Jakarta, 2001. Hidup Cinta (Leya Princy) kelihatan nyaris sempurna. Dia punya sahabat yang solid di SMA, keluarga yang penyayang, dan status sebagai cewek paling populer di sekolah. Segala hal terasa aman dan seru—sampai suatu hari, Cinta kalah lomba puisi dari cowok super misterius bernama Rangga (El Putra Sarira). Rangga beda dari siapa pun yang pernah Cinta temui. Dia tidak suka keramaian, lebih suka membaca buku di pojokan, dan kata-katanya bisa membuat hati orang yang dengar bergetar. Awalnya Cinta kesal, tapi lama-lama penasaran… Masalahnya, dunia Rangga jauh berbeda dari dunia Cinta. Satu penuh tawa dan drama sahabat, satu lagi sepi tapi dalam. Dan di masa remaja yang serba cepat, kadang perasaan datang sebelum kita siap buat mengerti. Akibat sebuah kejadian pada sahabatnya, Cinta harus memilih antara sahabat-sahabat yang selalu mendukungnya atau cinta pertamanya.

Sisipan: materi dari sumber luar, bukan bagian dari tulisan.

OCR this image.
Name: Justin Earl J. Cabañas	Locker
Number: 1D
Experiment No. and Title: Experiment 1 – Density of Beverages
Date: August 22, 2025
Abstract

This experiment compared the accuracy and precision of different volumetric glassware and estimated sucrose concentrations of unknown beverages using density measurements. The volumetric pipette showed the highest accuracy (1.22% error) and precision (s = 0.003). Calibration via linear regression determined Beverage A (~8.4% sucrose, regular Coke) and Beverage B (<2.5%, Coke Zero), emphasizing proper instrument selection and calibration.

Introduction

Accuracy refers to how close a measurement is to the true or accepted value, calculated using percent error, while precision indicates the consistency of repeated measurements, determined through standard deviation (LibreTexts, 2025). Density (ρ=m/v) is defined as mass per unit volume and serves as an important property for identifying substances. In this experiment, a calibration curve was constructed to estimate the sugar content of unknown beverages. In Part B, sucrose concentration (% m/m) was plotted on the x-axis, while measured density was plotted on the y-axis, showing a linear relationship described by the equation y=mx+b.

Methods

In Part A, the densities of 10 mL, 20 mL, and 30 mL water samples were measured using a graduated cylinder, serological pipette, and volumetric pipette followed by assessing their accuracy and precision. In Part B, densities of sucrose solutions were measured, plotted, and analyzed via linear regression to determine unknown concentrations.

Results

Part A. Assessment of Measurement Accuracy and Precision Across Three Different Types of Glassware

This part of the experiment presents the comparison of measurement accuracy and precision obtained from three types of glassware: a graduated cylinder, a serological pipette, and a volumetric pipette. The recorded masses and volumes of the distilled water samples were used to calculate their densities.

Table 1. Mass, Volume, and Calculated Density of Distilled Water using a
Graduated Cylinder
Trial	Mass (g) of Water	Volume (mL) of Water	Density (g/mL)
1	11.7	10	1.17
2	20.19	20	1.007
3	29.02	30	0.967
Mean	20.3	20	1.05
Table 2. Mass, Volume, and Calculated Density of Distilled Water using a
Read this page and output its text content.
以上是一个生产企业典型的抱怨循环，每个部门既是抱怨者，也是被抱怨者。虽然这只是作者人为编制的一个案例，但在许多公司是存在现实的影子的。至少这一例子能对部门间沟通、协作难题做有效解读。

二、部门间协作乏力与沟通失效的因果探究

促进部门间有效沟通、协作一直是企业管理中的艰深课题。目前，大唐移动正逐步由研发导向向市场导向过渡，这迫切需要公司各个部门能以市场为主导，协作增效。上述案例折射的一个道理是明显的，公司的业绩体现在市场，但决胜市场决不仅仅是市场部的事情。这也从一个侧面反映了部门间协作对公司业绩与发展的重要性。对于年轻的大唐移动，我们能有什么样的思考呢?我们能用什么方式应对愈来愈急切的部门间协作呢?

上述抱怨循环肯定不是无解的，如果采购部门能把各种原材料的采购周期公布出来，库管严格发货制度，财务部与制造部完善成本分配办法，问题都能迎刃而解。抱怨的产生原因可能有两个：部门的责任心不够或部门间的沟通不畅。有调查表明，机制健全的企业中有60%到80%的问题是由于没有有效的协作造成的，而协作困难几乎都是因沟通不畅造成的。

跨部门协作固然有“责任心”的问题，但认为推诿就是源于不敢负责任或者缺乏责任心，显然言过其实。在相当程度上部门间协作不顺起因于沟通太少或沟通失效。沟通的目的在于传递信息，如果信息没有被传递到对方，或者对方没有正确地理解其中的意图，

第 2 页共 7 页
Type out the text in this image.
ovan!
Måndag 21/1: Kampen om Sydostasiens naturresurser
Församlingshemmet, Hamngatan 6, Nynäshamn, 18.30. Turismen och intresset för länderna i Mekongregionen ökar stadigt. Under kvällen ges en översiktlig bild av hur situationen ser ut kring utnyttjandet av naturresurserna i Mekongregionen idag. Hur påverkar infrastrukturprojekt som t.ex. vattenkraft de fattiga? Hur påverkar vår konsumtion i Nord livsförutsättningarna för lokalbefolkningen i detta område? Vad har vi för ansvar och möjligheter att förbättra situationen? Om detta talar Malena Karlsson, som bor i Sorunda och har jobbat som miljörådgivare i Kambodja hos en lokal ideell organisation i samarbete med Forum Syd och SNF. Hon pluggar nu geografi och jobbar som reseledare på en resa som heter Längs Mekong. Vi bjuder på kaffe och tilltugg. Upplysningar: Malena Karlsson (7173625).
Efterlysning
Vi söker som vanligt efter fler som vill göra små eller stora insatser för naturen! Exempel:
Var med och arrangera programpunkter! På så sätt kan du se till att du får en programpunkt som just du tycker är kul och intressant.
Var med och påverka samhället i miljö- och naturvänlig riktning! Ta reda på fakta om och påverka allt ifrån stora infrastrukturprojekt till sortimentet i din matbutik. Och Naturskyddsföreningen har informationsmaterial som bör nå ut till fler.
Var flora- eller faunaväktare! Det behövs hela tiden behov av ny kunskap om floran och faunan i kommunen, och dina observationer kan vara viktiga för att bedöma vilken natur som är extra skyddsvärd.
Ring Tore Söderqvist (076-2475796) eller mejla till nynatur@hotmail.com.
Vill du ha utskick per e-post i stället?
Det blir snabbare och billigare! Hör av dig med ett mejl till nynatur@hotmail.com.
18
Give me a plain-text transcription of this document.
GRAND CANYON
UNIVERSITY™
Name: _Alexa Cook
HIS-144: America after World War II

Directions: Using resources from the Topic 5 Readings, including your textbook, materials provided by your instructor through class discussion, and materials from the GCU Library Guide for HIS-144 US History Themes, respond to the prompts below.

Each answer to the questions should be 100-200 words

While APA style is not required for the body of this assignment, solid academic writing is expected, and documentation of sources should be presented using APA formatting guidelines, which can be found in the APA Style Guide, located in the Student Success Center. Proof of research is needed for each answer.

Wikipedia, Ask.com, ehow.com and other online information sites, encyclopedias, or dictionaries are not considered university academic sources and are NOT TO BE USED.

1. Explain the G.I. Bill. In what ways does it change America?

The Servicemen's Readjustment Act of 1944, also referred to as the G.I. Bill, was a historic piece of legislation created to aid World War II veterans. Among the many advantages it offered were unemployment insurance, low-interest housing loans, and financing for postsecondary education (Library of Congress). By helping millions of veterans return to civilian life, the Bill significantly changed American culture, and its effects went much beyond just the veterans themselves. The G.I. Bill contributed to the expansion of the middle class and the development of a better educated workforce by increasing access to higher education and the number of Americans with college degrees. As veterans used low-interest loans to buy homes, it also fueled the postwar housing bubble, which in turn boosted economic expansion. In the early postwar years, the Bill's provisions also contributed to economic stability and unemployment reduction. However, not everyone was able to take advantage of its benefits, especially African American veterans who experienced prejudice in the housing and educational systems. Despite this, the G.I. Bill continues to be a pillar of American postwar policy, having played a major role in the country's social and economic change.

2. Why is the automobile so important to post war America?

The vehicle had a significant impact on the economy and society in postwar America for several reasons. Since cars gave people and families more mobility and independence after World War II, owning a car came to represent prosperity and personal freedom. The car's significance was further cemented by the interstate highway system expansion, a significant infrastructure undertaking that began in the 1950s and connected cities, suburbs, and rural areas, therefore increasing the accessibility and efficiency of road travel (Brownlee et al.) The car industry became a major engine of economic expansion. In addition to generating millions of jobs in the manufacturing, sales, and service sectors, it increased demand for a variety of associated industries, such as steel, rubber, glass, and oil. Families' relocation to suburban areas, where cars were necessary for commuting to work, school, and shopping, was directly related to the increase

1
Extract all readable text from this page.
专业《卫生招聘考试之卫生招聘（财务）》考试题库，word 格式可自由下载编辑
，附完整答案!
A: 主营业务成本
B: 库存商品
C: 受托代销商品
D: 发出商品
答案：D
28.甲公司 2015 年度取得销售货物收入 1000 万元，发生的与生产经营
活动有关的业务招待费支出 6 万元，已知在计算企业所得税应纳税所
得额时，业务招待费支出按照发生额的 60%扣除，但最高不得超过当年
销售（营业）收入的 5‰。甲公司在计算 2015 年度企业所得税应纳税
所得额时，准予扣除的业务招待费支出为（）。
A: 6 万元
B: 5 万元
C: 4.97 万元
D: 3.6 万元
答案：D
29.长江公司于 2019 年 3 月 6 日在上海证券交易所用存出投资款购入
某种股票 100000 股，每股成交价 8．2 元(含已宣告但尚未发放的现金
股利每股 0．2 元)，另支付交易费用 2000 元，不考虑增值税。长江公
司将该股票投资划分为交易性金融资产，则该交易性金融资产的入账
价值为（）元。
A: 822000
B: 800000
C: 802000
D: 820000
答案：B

Ada Apa Dengan Cinta (Roedi Soedjarwo, 2002) dirilis 4 tahun pasca turunnya Soeharto dan terjadinya reformasi; Mira dan Riri sebelumnya juga sempat bergerilya pada 1997 melalui film antologi Kuldesak (1998) tentang remaja ibu kota dengan nuansa yang sangat politis.
AADC sendiri tidak bisa dipisahkan dengan muatan politisnya, ketika ia juga mendobrak representasi figur bapak. Bapak dengan keluarga utuh, patriarkis, justru memukuli istri dan anaknya; sedangkan bapak tunggal berhaluan kiri justru hadir mengayomi penuh sayang.
Representasi Cinta dan Alya juga meruntuhkan bagaimana perempuan dalam film yang selama ini pasif, justru ditempatkan dalam sisi yang aktif; Alya beserta ibunya yang keluar dari hubungan toksik patriarkis juga Cinta yang justru pertama menyatakan cinta.
23 tahun pasca AADC, mengapa Rangga & Cinta dilahirkan kembali? Kehadirannya di tengah gejolak belakangan ini justru terlihat seperti cautionary tale.